Levée du couvre-feu et ouverture des terrasses. J’ai rendez-vous avec des amis au parc La Fontaine. Nous discutons, rattrapons le temps perdu. Mon amie me demande quel est le sujet de mon mémoire de maîtrise. Je lui réponds qu’il porte sur le respect des mesures sanitaires dans le contexte de la pandémie de la COVID-19.

Tandis que je présente mon projet de recherche, je réalise qu’il se matérialise sous mes yeux : nous sommes six amis agglutinés autour d’une petite table à pique-nique. Nous ne portons pas de masque. En fait, nous ne pensons pas à respecter les règles sanitaires !

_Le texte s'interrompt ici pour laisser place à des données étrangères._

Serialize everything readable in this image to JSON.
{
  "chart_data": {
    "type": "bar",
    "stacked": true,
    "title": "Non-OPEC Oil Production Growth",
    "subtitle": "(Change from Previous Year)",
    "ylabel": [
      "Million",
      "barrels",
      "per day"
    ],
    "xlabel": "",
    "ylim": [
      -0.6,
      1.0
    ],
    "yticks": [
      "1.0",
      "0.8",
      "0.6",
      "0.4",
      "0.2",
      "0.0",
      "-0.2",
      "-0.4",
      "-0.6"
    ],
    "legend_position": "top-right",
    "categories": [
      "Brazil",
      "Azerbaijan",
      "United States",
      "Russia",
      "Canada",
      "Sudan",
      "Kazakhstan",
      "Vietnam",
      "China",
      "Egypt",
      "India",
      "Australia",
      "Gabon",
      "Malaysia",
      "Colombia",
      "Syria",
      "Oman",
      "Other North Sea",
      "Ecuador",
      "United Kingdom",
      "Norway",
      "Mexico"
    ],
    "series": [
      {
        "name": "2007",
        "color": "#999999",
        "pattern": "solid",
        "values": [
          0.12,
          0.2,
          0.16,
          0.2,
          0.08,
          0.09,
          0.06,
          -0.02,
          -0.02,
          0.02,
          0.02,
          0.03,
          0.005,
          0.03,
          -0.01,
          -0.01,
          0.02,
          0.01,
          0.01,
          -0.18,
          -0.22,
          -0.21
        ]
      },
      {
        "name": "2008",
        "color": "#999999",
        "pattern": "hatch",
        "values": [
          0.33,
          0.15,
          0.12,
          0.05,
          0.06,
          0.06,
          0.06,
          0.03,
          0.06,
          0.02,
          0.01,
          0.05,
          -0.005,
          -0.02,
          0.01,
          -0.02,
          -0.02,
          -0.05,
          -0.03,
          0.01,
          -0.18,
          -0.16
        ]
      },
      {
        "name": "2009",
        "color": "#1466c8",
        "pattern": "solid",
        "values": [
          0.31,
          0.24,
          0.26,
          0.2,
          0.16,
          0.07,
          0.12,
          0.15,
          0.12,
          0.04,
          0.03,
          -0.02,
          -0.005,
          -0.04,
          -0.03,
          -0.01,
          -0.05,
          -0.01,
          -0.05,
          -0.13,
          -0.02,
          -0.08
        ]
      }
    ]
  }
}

C’est précisément ce type de comportements que j’ai observés dans le cadre de ma maîtrise. Une de mes études a démontré que les gens sont moins enclins à adhérer aux mesures sanitaires lorsqu’ils sont en présence de leurs amis et des membres de leur famille.

Dans une enquête en ligne que j’ai menée auprès de 1759 personnes, j’ai demandé aux répondants d’imaginer qu’ils assistaient à un évènement social, soit un concert extérieur dans un parc sous un chapiteau. J’ai précisé à certains participants qu’ils devaient se représenter en train de participer à l’évènement avec leurs proches, et à d’autres, qu’ils y participeraient avec des inconnus.

Les participants à qui j’avais indiqué qu’ils interagiraient avec leurs proches ont révélé qu’ils avaient moins l’intention de respecter la distanciation physique que ceux qui imaginaient interagir avec des inconnus.

De plus, les participants qui devaient interagir avec des membres de leur famille ont déclaré qu’ils avaient moins l’intention de porter le masque que ceux qui devaient interagir avec des inconnus.

J’ai pu constater que ces différences de comportement pouvaient s’expliquer par la confiance que nous portons à nos proches. D’ailleurs, alors que j’exposais ce phénomène, un de mes amis s’est exclamé : « Ah oui, on a confiance que nos proches font attention, on sait que ce ne sont pas des caves ! ». Un autre a ajouté : « Oui et quand ça fait un an ne que tu n’as pas vu ta famille, ce n’est pas évident de respecter les mesures à la lettre. »

Le grand paradoxe

Il est difficile de réprimer notre besoin de nous rapprocher physiquement des gens que nous aimons. Toutefois, sachant qu’un fort pourcentage de porteurs de la COVID-19 sont asymptomatiques, en agissant de la sorte, ne mettons-nous pas en danger ceux qui nous sont le plus chers ? Mon ami venait de mettre le doigt sur le grand paradoxe que révèle mon étude : la confiance en ceux que nous aimons nous porte à les exposer à davantage de risques.

Lorsque nous nous retrouverons dans une situation similaire, peut-être devrons-nous faire davantage attention à ce faux sentiment de sécurité. Ainsi, nous pourrons nous assurer que confiance ne rime pas avec insouciance !

*Son mémoire de maîtrise est codirigé par la professeure de psychologie sociale Roxane de la Sablonnière et la chercheuse postdoctorale Anna Dorfman du Laboratoire sur les changements sociaux et l’identité (Université de Montréal). L’étude présentée dans le texte s’inscrit dans un projet de recherche visant à étudier les conséquences sociales de la COVID-19 sur les Canadiens et les Canadiennes.